L’uomo e il male, tra libertà e misericordia
Alla fine della Messa del 1° novembre il parroco ci ha comunicato che per usufruire dell’indulgenza plenaria per i nostri cari defunti, bisognava confessarsi e ricevere la comunione così i nostri cari defunti ottenevano l’indulgenza plenaria e cioè le pene per i loro peccati venivano cancellate e quindi tutti in paradiso. Una volta l’anno il purgatorio e l’inferno si svuotano. Ma è proprio vero?L’uomo non è libero di scegliere tra bene e male?Altrimenti la libertà dell’uomo è un’invenzione. L’uomo può fare quello che vuole, poi la misericordia infinita di Dio ripiana tutto.
Sartre ritiene che se l’uomo è un «per sé», cioè è «assoluto», e tale per sé è libertà, l’uomo è una passione inutile, che porta all’assurdo. Sartre si rende conto che se la libertà in quanto tale costituisse l’essenza umana, l’uomo sarebbe un’assurda passione inutile. La libertà è una qualità dell’essere umano non la sua essenza. La natura umana sta alla libertà come la massa muscolare sta al sollevamento del peso. Per cui è dell’uomo esser capace di libertà, ma questa perché passi all’atto va esercitata, come un corpo per quanto muscoloso sia se non alza un peso non esercita la sua forza potenziale.
La libertà si esercita nell’atto di scegliere su più possibilità che si presentano. Le possibilità possono essere indeterminate e tra loro contrarie. Qui interessano i due generi supremi: il bene e il male. Perché l’uomo non può scegliere il male, ma solo il bene? La domanda sembra bizzarra ma cerchiamone una spiegazione.
Se l’uomo potesse scegliere liberamente sia il male che il bene i due termini sarebbero identici, perché non avrebbero una valenza: se potessi fare indifferentemente, a mio arbitrio, sia l’elemosina sia un assassinio, bene e male sarebbero equivalenti rispetto a me, e non avrebbero una «oggettività». Sarei cioè arbitro assoluto delle mie azioni.
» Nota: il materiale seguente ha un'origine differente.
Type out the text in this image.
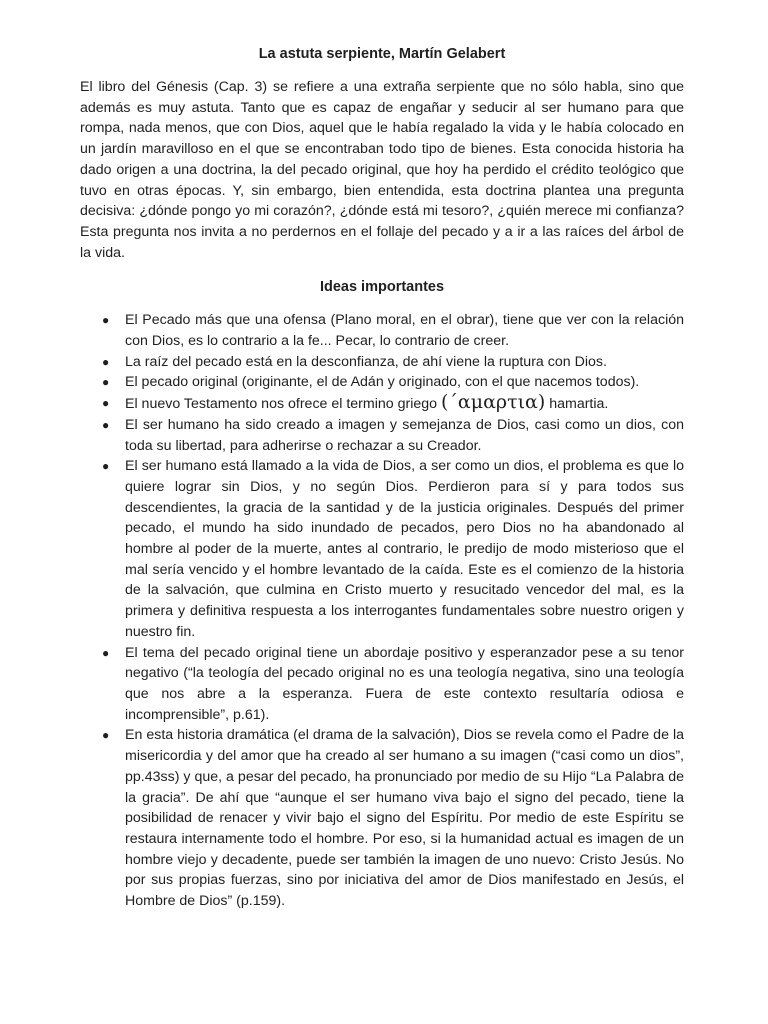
La astuta serpiente, Martín Gelabert

El libro del Génesis (Cap. 3) se refiere a una extraña serpiente que no sólo habla, sino que además es muy astuta. Tanto que es capaz de engañar y seducir al ser humano para que rompa, nada menos, que con Dios, aquel que le había regalado la vida y le había colocado en un jardín maravilloso en el que se encontraban todo tipo de bienes. Esta conocida historia ha dado origen a una doctrina, la del pecado original, que hoy ha perdido el crédito teológico que tuvo en otras épocas. Y, sin embargo, bien entendida, esta doctrina plantea una pregunta decisiva: ¿dónde pongo yo mi corazón?, ¿dónde está mi tesoro?, ¿quién merece mi confianza? Esta pregunta nos invita a no perdernos en el follaje del pecado y a ir a las raíces del árbol de la vida.

Ideas importantes
● El Pecado más que una ofensa (Plano moral, en el obrar), tiene que ver con la relación con Dios, es lo contrario a la fe... Pecar, lo contrario de creer.
● La raíz del pecado está en la desconfianza, de ahí viene la ruptura con Dios.
● El pecado original (originante, el de Adán y originado, con el que nacemos todos).
● El nuevo Testamento nos ofrece el termino griego (΄αμαρτια) hamartia.
● El ser humano ha sido creado a imagen y semejanza de Dios, casi como un dios, con toda su libertad, para adherirse o rechazar a su Creador.
● El ser humano está llamado a la vida de Dios, a ser como un dios, el problema es que lo quiere lograr sin Dios, y no según Dios. Perdieron para sí y para todos sus descendientes, la gracia de la santidad y de la justicia originales. Después del primer pecado, el mundo ha sido inundado de pecados, pero Dios no ha abandonado al hombre al poder de la muerte, antes al contrario, le predijo de modo misterioso que el mal sería vencido y el hombre levantado de la caída. Este es el comienzo de la historia de la salvación, que culmina en Cristo muerto y resucitado vencedor del mal, es la primera y definitiva respuesta a los interrogantes fundamentales sobre nuestro origen y nuestro fin.
● El tema del pecado original tiene un abordaje positivo y esperanzador pese a su tenor negativo (“la teología del pecado original no es una teología negativa, sino una teología que nos abre a la esperanza. Fuera de este contexto resultaría odiosa e incomprensible”, p.61).
● En esta historia dramática (el drama de la salvación), Dios se revela como el Padre de la misericordia y del amor que ha creado al ser humano a su imagen (“casi como un dios”, pp.43ss) y que, a pesar del pecado, ha pronunciado por medio de su Hijo “La Palabra de la gracia”. De ahí que “aunque el ser humano viva bajo el signo del pecado, tiene la posibilidad de renacer y vivir bajo el signo del Espíritu. Por medio de este Espíritu se restaura internamente todo el hombre. Por eso, si la humanidad actual es imagen de un hombre viejo y decadente, puede ser también la imagen de uno nuevo: Cristo Jesús. No por sus propias fuerzas, sino por iniciativa del amor de Dios manifestado en Jesús, el Hombre de Dios” (p.159).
Dunque per risolvere il problema ho bisogno di un altro parametro, e per stabilire perché il male non si può fare è necessario fondare il male come diverso del bene. Infatti il bene è considerato il dato normale: ogni uomo che agisce lo fa in vista del meglio e dell’ottimo per se stesso, e questo si dice bene. Ora il male è tutto quanto attenta a quel bene, per cui se uno fosse libero di scegliere e l’uno e l’altro, anche vivere o morire avrebbero lo stesso valore. Il che non è vero. Dunque il male è da evitare in ragione della spinta naturale dell’uomo che ricerca istintivamente la vita e non la morte. Tuttavia perché il male si possa in qualche modo determinare è necessaria la coscienza di esso. Un animale infatti sente il dolore, soffre, ma non «sa» del male, il male infatti suppone la conoscenza del non-essere sia come privazione sia come ciò che non deve essere. Ma il negativo non è sperimentabile come tale e presume uns coscienza di esso, che solo l’uomo ha.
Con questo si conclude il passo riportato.